Note: Taken in AY2024/25 Semester 1
Central Tendency and Variability #
- Mean, standard deviation, and variance can be sensitive to outliers, while the median and interquartile range are more robust and less affected by them.
- When you transform data linearly from $X$ to $Y = aX + b$, the mean changes from $\overline{X}$ to $a\overline{X} + b$, and the variance changes from $S^2$ to $a^2 S^2$.
- For two random variables $X$ and $Y$, there are few interesting properties to note:
- Linearity of Expectation: $E(X\pm Y)=E(X)\pm E(Y)$.
- Linearity of Variance: $\text{Var}(X\pm Y)=\text{Var}(X)+\text{Var}(Y)$.
Conditional Probability #
Conditional probability is the probability of an event $A$ occurring given that another event $B$ has already occurred. It’s expressed as:
$$ P(A | B) = \frac{P(A \cap B)}{P(B)} $$
Law of Total Probability #
The Law of Total Probability helps us find the probability of an event $A$ by considering all possible ways it could occur, broken down by other events ($B_1, B_2, …, B_n$):
$$ P(A) = P(A \cap B_1) + P(A \cap B_2) + … + P(A \cap B_n) $$
Bayes’ Theorem #
Bayes’ Theorem is a formula that helps us update the probability of an event $B_i$ based on new evidence ($A$). It’s written as:
$$ P(B_i | A) = \frac{P(A | B_i) P(B_i)}{P(A | B_1) P(B_1) + P(A | B_2) P(B_2) + … + P(A | B_n) P(B_n)} $$
Some Notes on Probability Concepts #
- Events $A$ and $B$ are said to be independent if and only if $P(A\cap B)=P(A)P(B)$.
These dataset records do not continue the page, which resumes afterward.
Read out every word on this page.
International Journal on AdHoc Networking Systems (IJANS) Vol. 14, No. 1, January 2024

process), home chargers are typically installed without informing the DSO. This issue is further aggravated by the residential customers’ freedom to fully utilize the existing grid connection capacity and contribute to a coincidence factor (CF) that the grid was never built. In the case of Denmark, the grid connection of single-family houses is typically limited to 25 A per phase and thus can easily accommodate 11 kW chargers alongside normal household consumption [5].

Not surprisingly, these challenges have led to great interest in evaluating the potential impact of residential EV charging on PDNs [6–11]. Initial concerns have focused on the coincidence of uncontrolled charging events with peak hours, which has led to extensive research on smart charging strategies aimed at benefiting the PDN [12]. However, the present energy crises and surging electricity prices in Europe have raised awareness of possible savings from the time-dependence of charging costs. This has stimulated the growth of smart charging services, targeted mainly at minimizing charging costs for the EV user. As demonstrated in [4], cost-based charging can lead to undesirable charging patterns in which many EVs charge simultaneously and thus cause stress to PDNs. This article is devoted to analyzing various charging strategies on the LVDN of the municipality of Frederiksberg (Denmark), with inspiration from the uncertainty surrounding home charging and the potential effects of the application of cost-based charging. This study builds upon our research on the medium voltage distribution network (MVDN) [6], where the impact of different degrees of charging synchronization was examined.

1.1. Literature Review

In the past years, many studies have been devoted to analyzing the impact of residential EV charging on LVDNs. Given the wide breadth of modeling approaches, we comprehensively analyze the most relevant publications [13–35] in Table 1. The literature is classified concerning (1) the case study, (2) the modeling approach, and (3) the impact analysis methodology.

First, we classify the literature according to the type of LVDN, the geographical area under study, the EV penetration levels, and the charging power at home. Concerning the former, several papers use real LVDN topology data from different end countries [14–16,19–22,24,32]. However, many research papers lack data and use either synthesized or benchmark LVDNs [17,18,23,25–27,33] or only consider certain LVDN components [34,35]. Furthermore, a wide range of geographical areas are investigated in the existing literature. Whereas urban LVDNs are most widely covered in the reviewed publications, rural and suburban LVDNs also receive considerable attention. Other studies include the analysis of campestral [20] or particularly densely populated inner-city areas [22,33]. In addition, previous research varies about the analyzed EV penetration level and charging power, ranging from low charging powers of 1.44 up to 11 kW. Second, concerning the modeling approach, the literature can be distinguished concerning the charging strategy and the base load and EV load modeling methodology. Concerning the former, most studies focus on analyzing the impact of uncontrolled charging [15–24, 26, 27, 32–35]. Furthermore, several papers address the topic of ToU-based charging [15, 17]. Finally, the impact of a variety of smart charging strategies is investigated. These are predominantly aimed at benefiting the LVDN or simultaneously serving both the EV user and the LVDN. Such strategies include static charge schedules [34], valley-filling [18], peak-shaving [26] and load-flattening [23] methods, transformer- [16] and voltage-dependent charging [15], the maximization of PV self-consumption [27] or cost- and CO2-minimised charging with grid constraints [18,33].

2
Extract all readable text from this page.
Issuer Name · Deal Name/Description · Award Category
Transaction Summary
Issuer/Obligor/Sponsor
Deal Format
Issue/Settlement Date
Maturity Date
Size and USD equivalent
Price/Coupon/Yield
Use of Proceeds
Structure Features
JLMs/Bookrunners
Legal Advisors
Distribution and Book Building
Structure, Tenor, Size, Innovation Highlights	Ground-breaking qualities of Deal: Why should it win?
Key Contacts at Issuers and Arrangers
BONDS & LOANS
- Events $A$ and $B$ are said to be (mutually) disjoint events if and only if $P(A\cap B)=0$, which means the events cannot happen together.
Binomial Distribution #
The number of ways to choose $k$ successes out of $n$ trials is given by the combination formula:
$$ \binom{n}{k} = \frac{n!}{k!(n-k)!} $$
3 Conditions for Binomial Distribution: #
- There are $n$ trials, each with two possible outcomes (success or failure).
- Each trial has a probability $p$ of success.
- All trials are independent of each other.
Binomial Random Variable #
The number of successes in $n$ trials is modeled by a Binomial Distribution: $Bin(n, p)$.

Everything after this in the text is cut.